Personale

Controlli medici o accertamenti «non urgenti e indifferibili» non salvano il dipendente dalla sanzione per assenza a visita fiscale

È legittima la trattenuta sulla retribuzione operata dal datore di lavoro pubblico

di Consuelo Ziggiotto e Salvatore Cicala

È legittima la trattenuta operata dal datore di lavoro pubblico, in base all'articolo 5, comma 14, della legge 638/1983, sulla retribuzione spettante al lavoratore in malattia per i giorni in cui quest'ultimo, durante le fasce orarie di reperibilità, si è recato ad effettuare esami diagnostici che, ancorché prescritti e prenotati, non erano urgenti e indifferibili e, pertanto, è risultato irreperibile alla visita fiscale. Lo ha stabilito la sentenza della Corte di cassazione, sezione lavoro, n. 33180/2021.

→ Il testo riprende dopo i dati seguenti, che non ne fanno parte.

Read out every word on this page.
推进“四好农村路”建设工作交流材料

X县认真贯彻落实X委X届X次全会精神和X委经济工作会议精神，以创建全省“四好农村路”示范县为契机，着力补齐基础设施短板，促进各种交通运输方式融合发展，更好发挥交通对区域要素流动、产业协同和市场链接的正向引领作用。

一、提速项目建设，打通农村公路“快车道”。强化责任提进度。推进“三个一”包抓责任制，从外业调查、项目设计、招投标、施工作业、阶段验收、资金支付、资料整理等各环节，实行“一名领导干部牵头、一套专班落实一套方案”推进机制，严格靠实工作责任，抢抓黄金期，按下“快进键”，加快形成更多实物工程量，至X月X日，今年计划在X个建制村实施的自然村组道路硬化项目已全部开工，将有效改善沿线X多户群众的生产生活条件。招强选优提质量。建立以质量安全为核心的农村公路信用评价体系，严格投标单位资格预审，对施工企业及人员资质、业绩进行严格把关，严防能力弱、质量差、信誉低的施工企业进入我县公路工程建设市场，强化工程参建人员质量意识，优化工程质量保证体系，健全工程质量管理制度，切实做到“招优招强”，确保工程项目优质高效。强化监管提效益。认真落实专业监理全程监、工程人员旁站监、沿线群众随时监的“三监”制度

A fronte dell'assenza alla visita fiscale di controllo, un ente locale ha provveduto ad applicare nei confronti di un lavoratore la sanzione della perdita del trattamento economico, come previsto dall'articolo 5, comma 14 della legge 638 del 1983, ritenendo le motivazioni addotte insufficienti. In particolare, il dipendente ha motivato la sua assenza dal domicilio, nelle fasce orarie di reperibilità, riferendo della necessità di svolgere alcuni esami diagnostici. Il dipendente in questione ha agito ritenendo che la disciplina contrattuale del comparto degli enti locali (all'epoca dei fatti l'articolo 21, comma 13 del contratto del 6 luglio 1995; disposizione confermata integralmente dal contratto del 21 maggio 2018 con l'articolo 36, comma 15) non subordini l'allontanamento da casa per visite mediche o accertamenti, nelle ore di reperibilità, alla natura urgente di tali incombenti e ha sottolineato, altresì, di aver adempiuto agli obblighi comunicativi previsti dalla disciplina contrattuale con tentativi di contatto telefonico, che, però, non hanno prodotto esito positivo (per irraggiungibilità dell'ufficio preposto dell'ente). Per il datore di lavoro gli esami diagnostici svolti dal dipendente, ancorché prescritti e prenotati, non erano urgenti ed indifferibili e pertanto non erano tali da giustificare l'assenza. Cosicché, di fronte a prese di posizioni contrapposte, i lavoratori hanno portato la questione sui tavoli giudiziari. La Corte di appello, confermando la decisione del giudice di primo grado, ha ritenuto di accogliere la posizione dell'ente così il ricorrente ha proposto ricorso in Cassazione.

Per la cassazione, il caso di specie non afferisce tanto all'applicabilità o meno di una sanzione disciplinare, ma integra un obbligo in capo all'amministrazione di ottenere il recupero delle somme non dovute al lavoratore per aver contravvenuto a specifici obblighi normativamente prescritti. Infatti, l'articolo 5, comma 14 della legge 638 del 1983 prevede che il lavoratore che risulti assente alla visita di controllo senza giustificato motivo decade dal diritto a qualsiasi trattamento economico per l'intero periodo sino a dieci giorni e nella misura della metà per l'ulteriore periodo, esclusi i giorni di ricovero ospedaliero o già accertati da precedente visita di controllo. Pertanto, si legge nella sentenza, il ricorso per cassazione è mal posto, in quanto basato su una prospettazione giuridico-fattuale (sanzione disciplinare) non coerente con quanto effettivamente controverso tra le parti.

Quanto, poi, all'obbligo che incombe sul dipendente di comunicare al datore di lavoro qualsiasi allontanamento, durante le fasce di reperibilità, dall'indirizzo comunicato, non è sufficiente che i tentativi di contatto telefonico non abbiano prodotto esito (per irraggiungibilità dell'ufficio preposto dell'ente), dovendo invece il lavoratore, secondo il principio di correttezza, adempiere all'obbligo comunicativo con ogni variante possibile. La Corte di cassazione ha dichiarato, pertanto, il ricorso inammissibile.